TC devletinin Suriye krizine dahil olmasıyla birlikte zaten yalama olmuş, gevşemiş vidaları, 15 Temmuz’da tamamen boşaltıldıktan, bütün vidalarından kurtulduktan sonra ordu ABD tarafından Suriye topraklarına salındı. ABD için asıl gerekçe, Türkiye sınırının Halep ve Rakka’nın kontrolleri bakımından önemli bir kısmını, önemli bir lojistik destek noktasını sağlama almaktı. Bundan sonra Türk ordusu ve cihatçı müttefikleri -ihtiyaca göre- Halep’e, Rakka’ya en yakın stratejik noktalara doğru sürülebilecektir. Özcesi, ABD, Suriye topraklarında, ihtiyaca göre yönlendirebileceği TSK gibi şimdilik kontrol edilebilir bir alete sahip olmuştur. TSK’nın bu hali 15 Temmuz’la olanaklı olmuştur (1)
TSK’nın ABD tarafından çerçevesi, sınırları belirlenmiş bu işgal operasyonuna girişebilmesi için öncelikle Rusya’nın ikna edilmesi gerekiyordu. Rusya, öteden beri Türkiye ve Suriye arasındaki sınırın söz konusu bölgesindeki denetimsizlikten şikayetçi idi. Rusya’nın şikayetçi olduğu kontrol edilemeyen alan, cihatçıların başlıca ikmal merkeziydi. Türkiye’nin önce yumuşama havası yaratıp, yani zemini hazırlayıp, sonra bir takım güvenceler vererek Suriye sınırının 10-20 km derinliğinde konumlanması Rusya açısından kabul edilebilir bulunmuş olmalıdır.
Türkiye açısındansa, bu operasyon Halep’e doğru ilerleyen “katil Esed” in durdurulması için bir fırsat olarak görülmüş, bu arada bölgede, Türkiye aleyhinde siyasal amaçları olan Kürt hareketinin etkisizleştirilmesi için de kullanılmak istenmiştir.
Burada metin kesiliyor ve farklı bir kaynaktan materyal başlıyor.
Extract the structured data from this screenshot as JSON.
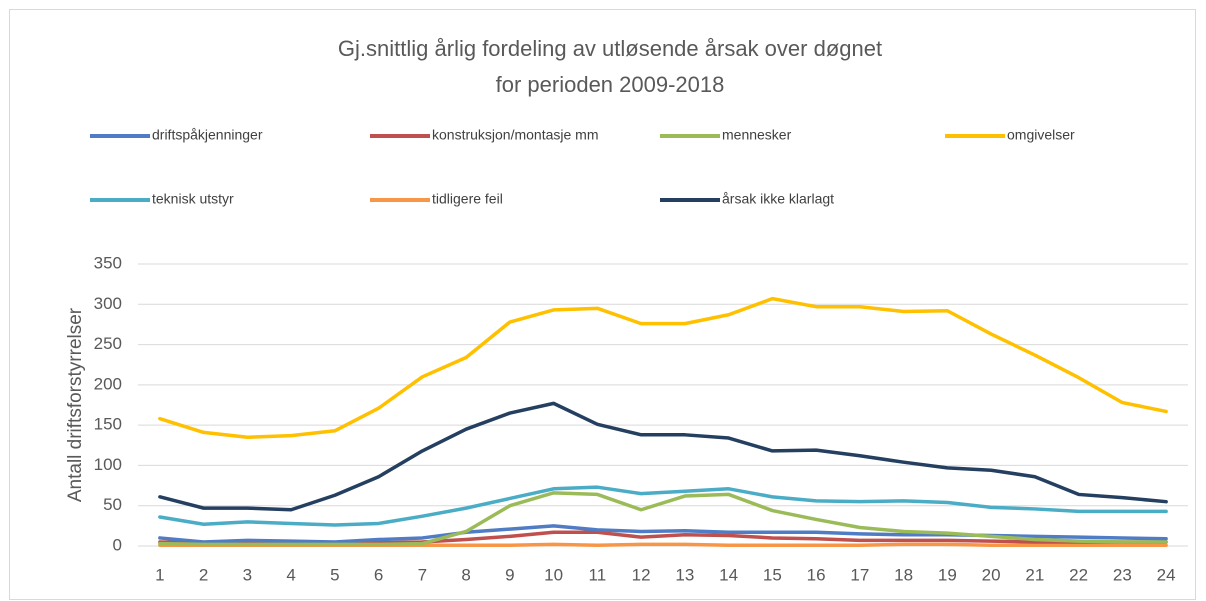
{
  "chart_data": {
    "type": "line",
    "title": [
      "Gj.snittlig årlig fordeling av utløsende årsak over døgnet",
      "for perioden 2009-2018"
    ],
    "y_label": "Antall driftsforstyrrelser",
    "categories": [
      1,
      2,
      3,
      4,
      5,
      6,
      7,
      8,
      9,
      10,
      11,
      12,
      13,
      14,
      15,
      16,
      17,
      18,
      19,
      20,
      21,
      22,
      23,
      24
    ],
    "ylim": [
      0,
      350
    ],
    "yticks": [
      0,
      50,
      100,
      150,
      200,
      250,
      300,
      350
    ],
    "grid": true,
    "legend": "top",
    "series": [
      {
        "name": "driftspåkjenninger",
        "color": "#4f7cc4",
        "values": [
          10,
          5,
          7,
          6,
          5,
          8,
          10,
          17,
          21,
          25,
          20,
          18,
          19,
          17,
          17,
          17,
          15,
          14,
          14,
          13,
          12,
          11,
          10,
          9
        ]
      },
      {
        "name": "konstruksjon/montasje mm",
        "color": "#c0504d",
        "values": [
          5,
          4,
          3,
          3,
          3,
          4,
          5,
          8,
          12,
          17,
          17,
          11,
          14,
          13,
          10,
          9,
          7,
          7,
          7,
          6,
          5,
          5,
          5,
          5
        ]
      },
      {
        "name": "mennesker",
        "color": "#9bbb59",
        "values": [
          3,
          2,
          2,
          2,
          2,
          2,
          3,
          18,
          50,
          66,
          64,
          45,
          62,
          64,
          44,
          33,
          23,
          18,
          16,
          12,
          8,
          6,
          5,
          5
        ]
      },
      {
        "name": "omgivelser",
        "color": "#ffc000",
        "values": [
          158,
          141,
          135,
          137,
          143,
          171,
          210,
          234,
          278,
          293,
          295,
          276,
          276,
          287,
          307,
          297,
          297,
          291,
          292,
          263,
          237,
          209,
          178,
          167
        ]
      },
      {
        "name": "teknisk utstyr",
        "color": "#4bacc6",
        "values": [
          36,
          27,
          30,
          28,
          26,
          28,
          37,
          47,
          59,
          71,
          73,
          65,
          68,
          71,
          61,
          56,
          55,
          56,
          54,
          48,
          46,
          43,
          43,
          43
        ]
      },
      {
        "name": "tidligere feil",
        "color": "#f79646",
        "values": [
          1,
          1,
          1,
          1,
          1,
          1,
          1,
          1,
          1,
          2,
          1,
          2,
          2,
          1,
          1,
          1,
          1,
          2,
          2,
          1,
          1,
          1,
          1,
          1
        ]
      },
      {
        "name": "årsak ikke klarlagt",
        "color": "#243f60",
        "values": [
          61,
          47,
          47,
          45,
          63,
          86,
          118,
          145,
          165,
          177,
          151,
          138,
          138,
          134,
          118,
          119,
          112,
          104,
          97,
          94,
          86,
          64,
          60,
          55
        ]
      }
    ]
  }
}
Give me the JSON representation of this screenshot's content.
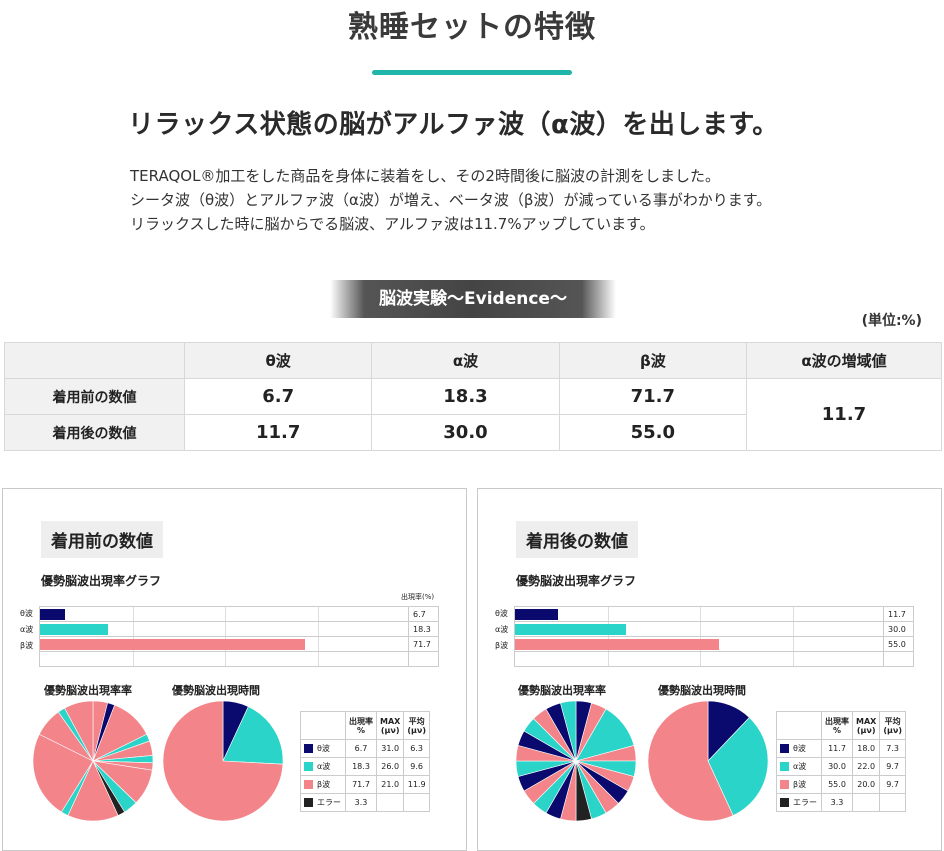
{
  "page": {
    "title": "熟睡セットの特徴",
    "subtitle": "リラックス状態の脳がアルファ波（α波）を出します。",
    "desc": [
      "TERAQOL®加工をした商品を身体に装着をし、その2時間後に脳波の計測をしました。",
      "シータ波（θ波）とアルファ波（α波）が増え、ベータ波（β波）が減っている事がわかります。",
      "リラックスした時に脳からでる脳波、アルファ波は11.7%アップしています。"
    ],
    "banner": "脳波実験〜Evidence〜",
    "unit": "(単位:%)"
  },
  "table": {
    "headers": [
      "",
      "θ波",
      "α波",
      "β波",
      "α波の増域値"
    ],
    "rows": [
      {
        "label": "着用前の数値",
        "values": [
          "6.7",
          "18.3",
          "71.7"
        ]
      },
      {
        "label": "着用後の数値",
        "values": [
          "11.7",
          "30.0",
          "55.0"
        ]
      }
    ],
    "alpha_increase": "11.7"
  },
  "colors": {
    "theta": "#0a0a6e",
    "alpha": "#2ad4c8",
    "beta": "#f3858a",
    "error": "#222222"
  },
  "panels": [
    {
      "tag": "着用前の数値",
      "graph_title": "優勢脳波出現率グラフ",
      "rate_head": "出現率(%)",
      "pie_title_1": "優勢脳波出現率率",
      "pie_title_2": "優勢脳波出現時間",
      "legend_head": [
        "出現率\n%",
        "MAX\n(μν)",
        "平均\n(μν)"
      ],
      "legend_rows": [
        {
          "name": "θ波",
          "color": "theta",
          "cells": [
            "6.7",
            "31.0",
            "6.3"
          ]
        },
        {
          "name": "α波",
          "color": "alpha",
          "cells": [
            "18.3",
            "26.0",
            "9.6"
          ]
        },
        {
          "name": "β波",
          "color": "beta",
          "cells": [
            "71.7",
            "21.0",
            "11.9"
          ]
        },
        {
          "name": "エラー",
          "color": "error",
          "cells": [
            "3.3",
            "",
            ""
          ]
        }
      ]
    },
    {
      "tag": "着用後の数値",
      "graph_title": "優勢脳波出現率グラフ",
      "rate_head": "",
      "pie_title_1": "優勢脳波出現率率",
      "pie_title_2": "優勢脳波出現時間",
      "legend_head": [
        "出現率\n%",
        "MAX\n(μν)",
        "平均\n(μν)"
      ],
      "legend_rows": [
        {
          "name": "θ波",
          "color": "theta",
          "cells": [
            "11.7",
            "18.0",
            "7.3"
          ]
        },
        {
          "name": "α波",
          "color": "alpha",
          "cells": [
            "30.0",
            "22.0",
            "9.7"
          ]
        },
        {
          "name": "β波",
          "color": "beta",
          "cells": [
            "55.0",
            "20.0",
            "9.7"
          ]
        },
        {
          "name": "エラー",
          "color": "error",
          "cells": [
            "3.3",
            "",
            ""
          ]
        }
      ]
    }
  ],
  "chart_data": [
    {
      "type": "bar",
      "title": "優勢脳波出現率グラフ",
      "categories": [
        "θ波",
        "α波",
        "β波"
      ],
      "values": [
        6.7,
        18.3,
        71.7
      ],
      "ylim": [
        0,
        100
      ]
    },
    {
      "type": "pie",
      "title": "優勢脳波出現時間",
      "categories": [
        "θ波",
        "α波",
        "β波"
      ],
      "values": [
        6.7,
        18.3,
        71.7
      ]
    },
    {
      "type": "bar",
      "title": "優勢脳波出現率グラフ",
      "categories": [
        "θ波",
        "α波",
        "β波"
      ],
      "values": [
        11.7,
        30.0,
        55.0
      ],
      "ylim": [
        0,
        100
      ]
    },
    {
      "type": "pie",
      "title": "優勢脳波出現時間",
      "categories": [
        "θ波",
        "α波",
        "β波"
      ],
      "values": [
        11.7,
        30.0,
        55.0
      ]
    }
  ]
}
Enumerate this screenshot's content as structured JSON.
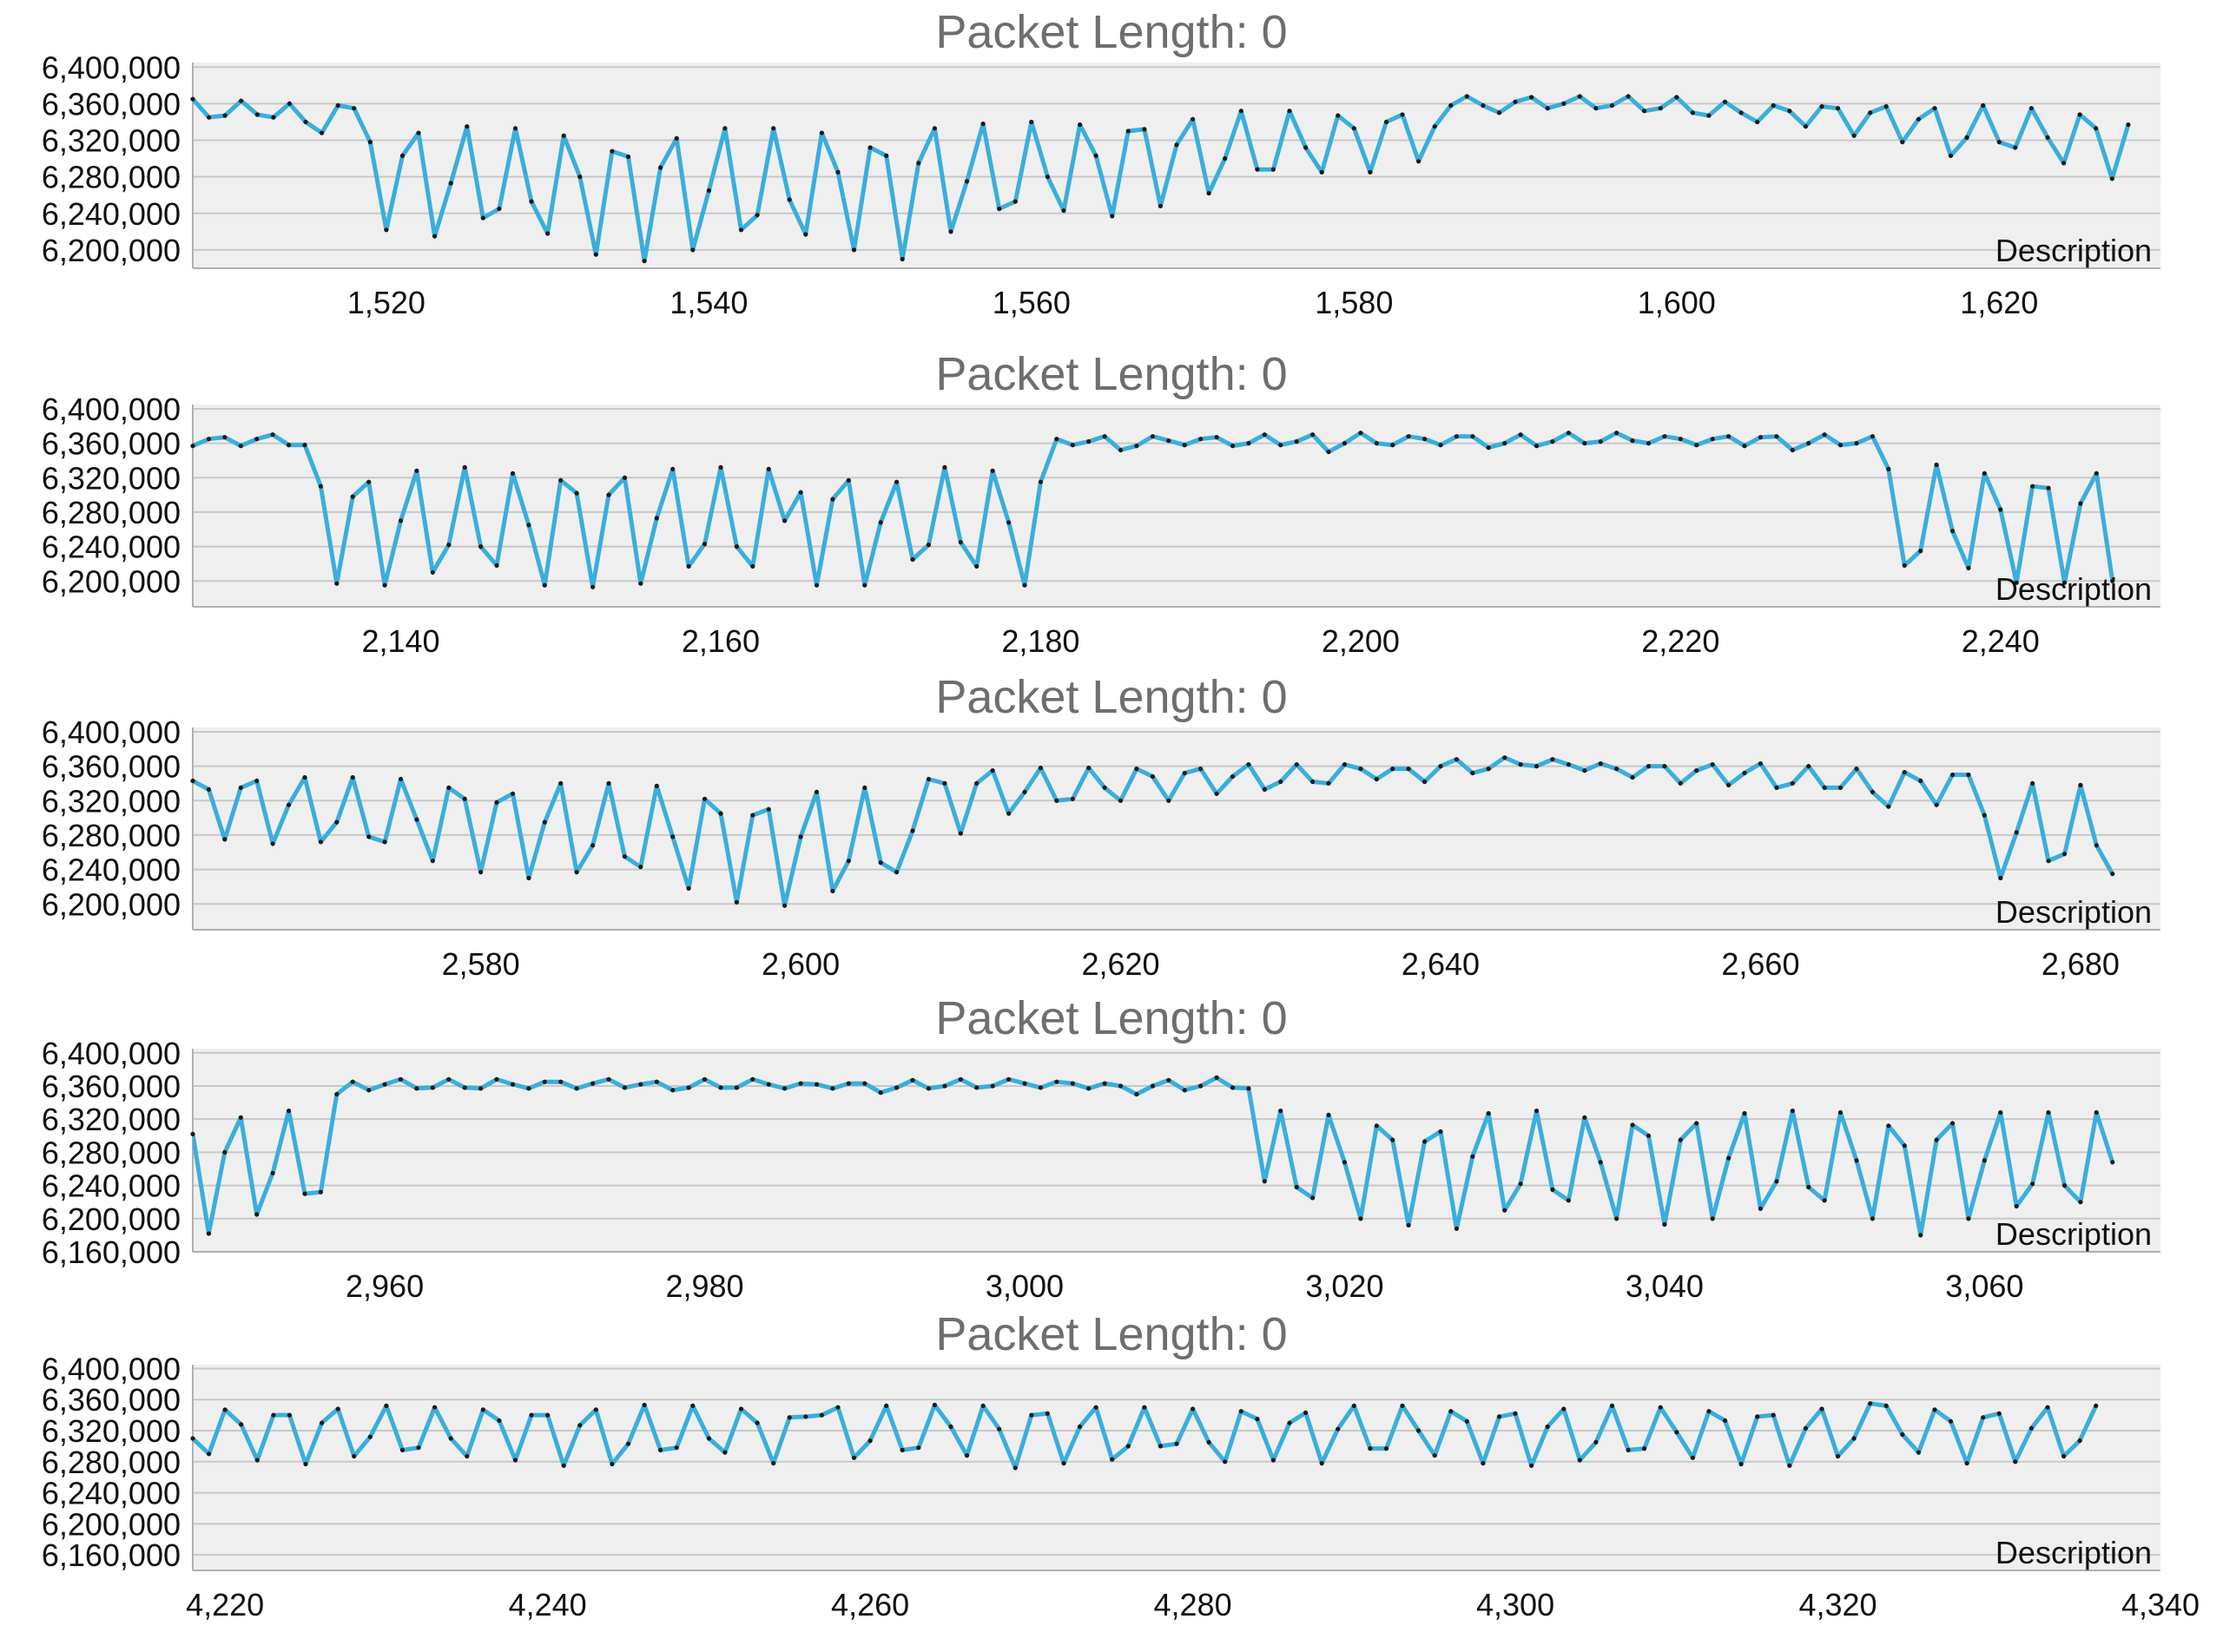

Bu olay vesilesiyle, ABD’nin hegemonik yöntemlerinin sahada nasıl işlediğini de görüyoruz. Önce kendi örtülü veya açık desteği altında IŞİD ve PYD’yi kullanarak Türkiye’yi ürkütüyor. Aynı zamanda onun adına, Suriye’yi işgalini meşrulaştırabileceği gerekçeler yaratıyor. Türk ordusu işgale başladıktan sonra ona küçük küçük “zafer”ler bahşediliyor. İşgalci ordunun şevkini arttırmak için zaman zaman PYD ya da IŞİD tarafından tahrik amaçlı nokta vuruşları yapılıyor. Yaptırılıyor da demek mümkün. Böylece daha fazla ABD’ye dayanmasının, aynı anlama gelmek üzere, daha fazla çamura batmasının koşulları da yaratılmış oluyor. Artık Türkiye’nin nerede duracağı belli değildir. ABD’nin bu işgalle başlayan gelişmeleri ve Türkiye de dahil sahada kullandığı oyuncuları daha ne kadar kontrol edebileceğini kestirmek güçtür.
Şimdi Türkiye dış bakanının, dün, “tarihin en büyük savaşına hazırlanıyoruz” şeklindeki demeciyle kast ettiği herhalde “Güneydoğu” yu, Suriye ve hatta Irak’ı da kapsayacak bir savaştır. AKP parmağını peynirde görünce kendisini (genellikle olduğu gibi) Mandıra’da sanmaktadır. Atıp tutmaktadır.
Rusya, işlerin anlaşmayla bağlandığı şekilde gitmediğini görünce Türkiye’ye karşı sesini yükseltmektedir. Biraz ileride, Rusya ve İran’la 15 Temmuz öncesinde duruma geri dönülürse şaşırmamak gerekir. Türkiye devleti zaten kısıtlı olan aklını tamamen yitirmiş haldedir. Sürüklenmeye devam ediyor. Sürüklendikçe, “amok koşucusu” psikolojiyle davranma eğilimleri güçleniyor.
NOTLAR:
1) Emekli CIA elemanı Graham Fuller, 15 Temmuz’un hemen sonrasında, yani sıcağı sıcağına, www.consortiumnews.com sitesinde konuyla ilgili 3 makale yazmıştı. Bu yazılardan Gülen Cemaati’nin doğrudan ABD tarafından yönlendirilmekte olduğu, darbenin ABD devleti içindeki bir takım güçler tarafından planlanmış olduğu, desteklendiği, ABD yönetiminin bu girişimden öncesinde haberdar olduğu anlaşılıyor (anlaşılıyor, çünkü söz konusu 3 yazıyı okuduktan sonra “öyle bir izlenim ediliyor” demek kifayetsiz bir ifade olurdu).